In Asia the problem is just as acute with rice continuing to make new highs on world exchanges.The demand placed on the prices of rice due to the huge populations of China and India has seen it reach astronomical levels with the price more than doubling in the last year.
As well as the impact on populations desperate to feed themselves, we are seeing the impact on countries as farmers try to capitalise on the current high prices by seeking land wherever they can to grow the crops that are being demanded across the globe.
Until the end of the last century, soybeans were practically unknown in the Amazon basin. It was not until the grain terminal was built that soybean farmers came to the region from farther south. The land there was cheaper, the banks were offering low-interest loans and sales were guaranteed.

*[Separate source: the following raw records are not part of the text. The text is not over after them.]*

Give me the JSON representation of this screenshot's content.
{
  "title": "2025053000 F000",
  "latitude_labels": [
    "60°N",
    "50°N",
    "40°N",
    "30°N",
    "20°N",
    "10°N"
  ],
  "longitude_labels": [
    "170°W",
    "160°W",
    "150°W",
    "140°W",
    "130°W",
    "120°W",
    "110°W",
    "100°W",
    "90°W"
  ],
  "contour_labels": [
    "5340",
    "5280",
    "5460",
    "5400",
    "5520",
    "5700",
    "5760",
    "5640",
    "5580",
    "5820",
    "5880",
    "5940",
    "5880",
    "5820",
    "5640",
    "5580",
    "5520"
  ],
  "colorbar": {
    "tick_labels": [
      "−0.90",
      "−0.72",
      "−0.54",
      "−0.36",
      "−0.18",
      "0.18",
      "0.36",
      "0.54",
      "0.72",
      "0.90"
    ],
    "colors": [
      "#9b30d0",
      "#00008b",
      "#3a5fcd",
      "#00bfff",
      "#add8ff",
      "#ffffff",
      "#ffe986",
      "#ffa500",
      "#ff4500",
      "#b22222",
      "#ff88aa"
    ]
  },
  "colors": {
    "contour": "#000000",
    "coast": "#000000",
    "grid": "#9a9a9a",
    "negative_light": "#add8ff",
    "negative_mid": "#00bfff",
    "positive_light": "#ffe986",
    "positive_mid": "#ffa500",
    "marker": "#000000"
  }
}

Villages, rubber plantations and grazing land for cattle were transformed into bean fields. The farmers cut enormous swathes into the rainforest, until environmentalists put a temporary stop to the unchecked rash of clearcutting. In Mato Grosso, the most important farming region, producers and environmental activists agreed on a two-year moratorium on the purchase of soybeans from the Amazon basin.

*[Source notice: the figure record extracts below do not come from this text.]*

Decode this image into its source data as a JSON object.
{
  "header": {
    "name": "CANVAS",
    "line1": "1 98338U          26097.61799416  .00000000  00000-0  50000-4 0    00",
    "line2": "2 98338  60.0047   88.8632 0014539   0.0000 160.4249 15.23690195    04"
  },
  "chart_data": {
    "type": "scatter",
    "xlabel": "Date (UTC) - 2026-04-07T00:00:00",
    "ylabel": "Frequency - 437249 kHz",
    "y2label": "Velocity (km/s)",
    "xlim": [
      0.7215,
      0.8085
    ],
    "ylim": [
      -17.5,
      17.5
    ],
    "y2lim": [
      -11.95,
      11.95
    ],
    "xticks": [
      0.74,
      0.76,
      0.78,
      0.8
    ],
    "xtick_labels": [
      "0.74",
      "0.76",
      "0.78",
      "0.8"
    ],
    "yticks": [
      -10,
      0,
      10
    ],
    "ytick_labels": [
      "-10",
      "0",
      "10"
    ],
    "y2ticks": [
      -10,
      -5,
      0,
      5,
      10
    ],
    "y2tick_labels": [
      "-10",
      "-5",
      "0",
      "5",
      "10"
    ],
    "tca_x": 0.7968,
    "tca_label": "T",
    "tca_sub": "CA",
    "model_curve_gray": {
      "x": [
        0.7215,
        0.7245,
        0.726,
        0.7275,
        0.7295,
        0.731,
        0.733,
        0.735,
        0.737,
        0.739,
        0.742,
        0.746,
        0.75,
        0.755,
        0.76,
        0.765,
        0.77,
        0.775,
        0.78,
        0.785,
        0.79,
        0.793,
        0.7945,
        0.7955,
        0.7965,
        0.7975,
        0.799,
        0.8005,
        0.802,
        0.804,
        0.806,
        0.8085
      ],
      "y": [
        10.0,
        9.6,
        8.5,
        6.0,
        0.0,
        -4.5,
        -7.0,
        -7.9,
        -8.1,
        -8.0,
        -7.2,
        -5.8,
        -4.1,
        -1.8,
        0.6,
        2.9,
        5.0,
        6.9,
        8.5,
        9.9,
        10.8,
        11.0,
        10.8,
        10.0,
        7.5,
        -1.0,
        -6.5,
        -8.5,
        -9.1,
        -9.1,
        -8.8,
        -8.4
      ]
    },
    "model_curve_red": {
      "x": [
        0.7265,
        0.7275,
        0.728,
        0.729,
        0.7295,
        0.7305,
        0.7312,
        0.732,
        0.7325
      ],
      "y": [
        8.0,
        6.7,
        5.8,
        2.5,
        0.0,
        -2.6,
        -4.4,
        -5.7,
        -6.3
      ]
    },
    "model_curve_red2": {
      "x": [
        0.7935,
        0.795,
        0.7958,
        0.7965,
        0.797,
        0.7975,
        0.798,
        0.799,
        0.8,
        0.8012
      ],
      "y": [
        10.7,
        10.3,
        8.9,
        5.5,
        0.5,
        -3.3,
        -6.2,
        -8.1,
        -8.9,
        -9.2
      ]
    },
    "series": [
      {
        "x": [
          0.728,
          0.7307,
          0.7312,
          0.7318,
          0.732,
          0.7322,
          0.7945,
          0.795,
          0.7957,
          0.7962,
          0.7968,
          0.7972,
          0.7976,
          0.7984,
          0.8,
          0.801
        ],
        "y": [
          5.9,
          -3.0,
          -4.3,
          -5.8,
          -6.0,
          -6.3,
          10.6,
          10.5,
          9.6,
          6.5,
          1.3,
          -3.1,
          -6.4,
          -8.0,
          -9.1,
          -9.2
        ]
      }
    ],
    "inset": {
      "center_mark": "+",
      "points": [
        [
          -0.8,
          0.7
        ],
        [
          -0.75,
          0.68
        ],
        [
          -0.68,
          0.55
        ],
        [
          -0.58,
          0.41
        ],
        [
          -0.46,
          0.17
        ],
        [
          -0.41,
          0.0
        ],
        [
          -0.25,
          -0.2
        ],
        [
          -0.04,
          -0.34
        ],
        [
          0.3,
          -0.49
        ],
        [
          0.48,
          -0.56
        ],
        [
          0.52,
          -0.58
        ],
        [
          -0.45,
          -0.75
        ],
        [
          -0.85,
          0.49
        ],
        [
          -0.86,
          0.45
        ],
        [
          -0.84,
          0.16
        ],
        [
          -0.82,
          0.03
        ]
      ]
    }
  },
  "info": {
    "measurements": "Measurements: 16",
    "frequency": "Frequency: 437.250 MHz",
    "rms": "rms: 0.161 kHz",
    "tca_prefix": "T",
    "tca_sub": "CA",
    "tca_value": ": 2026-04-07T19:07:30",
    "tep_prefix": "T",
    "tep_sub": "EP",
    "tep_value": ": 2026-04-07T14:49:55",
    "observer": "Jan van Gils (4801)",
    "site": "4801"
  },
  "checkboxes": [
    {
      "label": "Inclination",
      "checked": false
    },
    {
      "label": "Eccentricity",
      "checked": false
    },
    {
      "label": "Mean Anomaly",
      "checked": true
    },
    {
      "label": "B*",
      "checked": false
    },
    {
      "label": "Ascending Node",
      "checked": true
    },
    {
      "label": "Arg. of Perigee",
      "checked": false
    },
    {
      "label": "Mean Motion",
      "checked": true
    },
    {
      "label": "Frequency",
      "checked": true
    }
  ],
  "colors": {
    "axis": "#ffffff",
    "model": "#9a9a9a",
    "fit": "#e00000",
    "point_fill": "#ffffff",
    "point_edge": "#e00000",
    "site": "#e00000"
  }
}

From the Río de la Plata to the Amazon, the Chinese are sucking the markets for soybeans dry. Large segments of the state of Mato Grosso are already covered with a green, pesticide-drenched monoculture. In the dry season between August and November, a cloud of smoke descends on Cuiabá, the capital of Mato Grosso. Despite a government ban, many farmers burn down sections of the rainforest to gain more farmland.

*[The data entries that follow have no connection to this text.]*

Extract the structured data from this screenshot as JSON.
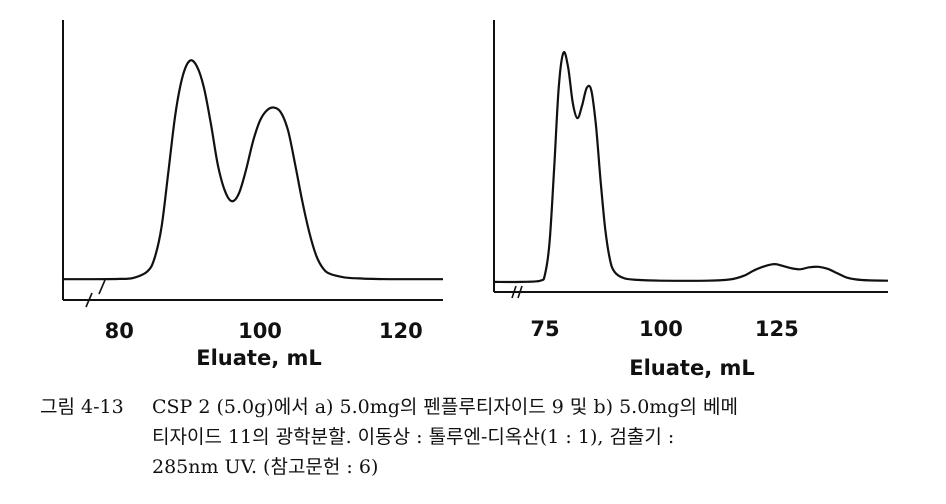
{
  "chart_data": [
    {
      "type": "line",
      "id": "a",
      "xlabel": "Eluate, mL",
      "xlim": [
        72,
        126
      ],
      "ylim": [
        0,
        1
      ],
      "xticks": [
        80,
        100,
        120
      ],
      "axis_break": true,
      "x": [
        72,
        76,
        80,
        82,
        84,
        85,
        86,
        87,
        88,
        89,
        90,
        91,
        92,
        93,
        94,
        95,
        96,
        97,
        98,
        99,
        100,
        101,
        102,
        103,
        104,
        105,
        106,
        107,
        108,
        109,
        110,
        112,
        114,
        116,
        120,
        126
      ],
      "y": [
        0.08,
        0.08,
        0.081,
        0.085,
        0.11,
        0.16,
        0.28,
        0.5,
        0.72,
        0.86,
        0.92,
        0.9,
        0.82,
        0.68,
        0.52,
        0.42,
        0.38,
        0.41,
        0.5,
        0.61,
        0.69,
        0.73,
        0.74,
        0.72,
        0.65,
        0.52,
        0.38,
        0.26,
        0.17,
        0.12,
        0.1,
        0.087,
        0.083,
        0.081,
        0.08,
        0.08
      ]
    },
    {
      "type": "line",
      "id": "b",
      "xlabel": "Eluate, mL",
      "xlim": [
        64,
        149
      ],
      "ylim": [
        0,
        1
      ],
      "xticks": [
        75,
        100,
        125
      ],
      "axis_break": true,
      "x": [
        64,
        70,
        74,
        75,
        76,
        77,
        78,
        79,
        80,
        81,
        82,
        83,
        84,
        85,
        86,
        87,
        88,
        89,
        90,
        92,
        95,
        100,
        110,
        115,
        118,
        120,
        122,
        124,
        125,
        126,
        128,
        130,
        132,
        134,
        136,
        138,
        140,
        142,
        145,
        149
      ],
      "y": [
        0.04,
        0.04,
        0.045,
        0.07,
        0.2,
        0.5,
        0.82,
        0.95,
        0.89,
        0.75,
        0.69,
        0.74,
        0.81,
        0.8,
        0.66,
        0.44,
        0.25,
        0.13,
        0.08,
        0.055,
        0.048,
        0.045,
        0.045,
        0.05,
        0.065,
        0.085,
        0.1,
        0.11,
        0.11,
        0.105,
        0.095,
        0.09,
        0.098,
        0.1,
        0.092,
        0.075,
        0.058,
        0.05,
        0.046,
        0.045
      ]
    }
  ],
  "caption": {
    "label": "그림 4-13",
    "lines": [
      "CSP 2 (5.0g)에서 a) 5.0mg의 펜플루티자이드 9 및 b) 5.0mg의 베메",
      "티자이드 11의 광학분할. 이동상 : 톨루엔-디옥산(1 : 1), 검출기 :",
      "285nm UV. (참고문헌 : 6)"
    ]
  }
}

In Brazil we see huge swathes of land being used to grow Soybeans to satisfy the demand from China .Brazil is one of China's major trading partners. Long-term contracts between the two countries are intended to secure raw materials for China -- and, more recently, food products in particular.
This rising world power, with its population of 1.3 billion, must take steps to ensure that it too does not become a victim of the Food Crisis .However it has a competitor on the horizon.India home to 1.1 billion people, has caught up with China in terms of the power it wields as a massive market. Together, the two Asian nations must feed more than a third of the world's population. In times of exploding food prices, their sheer size alone makes the crisis even worse.
It isn't difficult to imagine what happens to prices when the world's two most populous countries buy up other food products in a similarly aggressive fashion. In more and more dangerously poor countries, wheat and meat have become an almost unaffordable luxury, while famine and hunger riots are only likely to get worse.
Over the next few years I can only see these challenges becoming worse and prices continuing to rise.
In order to invest in these commodities we need to look once again at our favoured ETFs, I have a position in DBA the Powershares Agriculture Fund.You could also look at the AIGG Grains ETF (AIGC) or the individual ETFS for Soybeans (SOYB) or Wheat (WEAT).
There is likely to be volatility in these markets so I would not bethinking short term and I will place stop losses of around 20% on any positions that I have or buy in to. Over a 3-5 year period I think these holdings will do very well.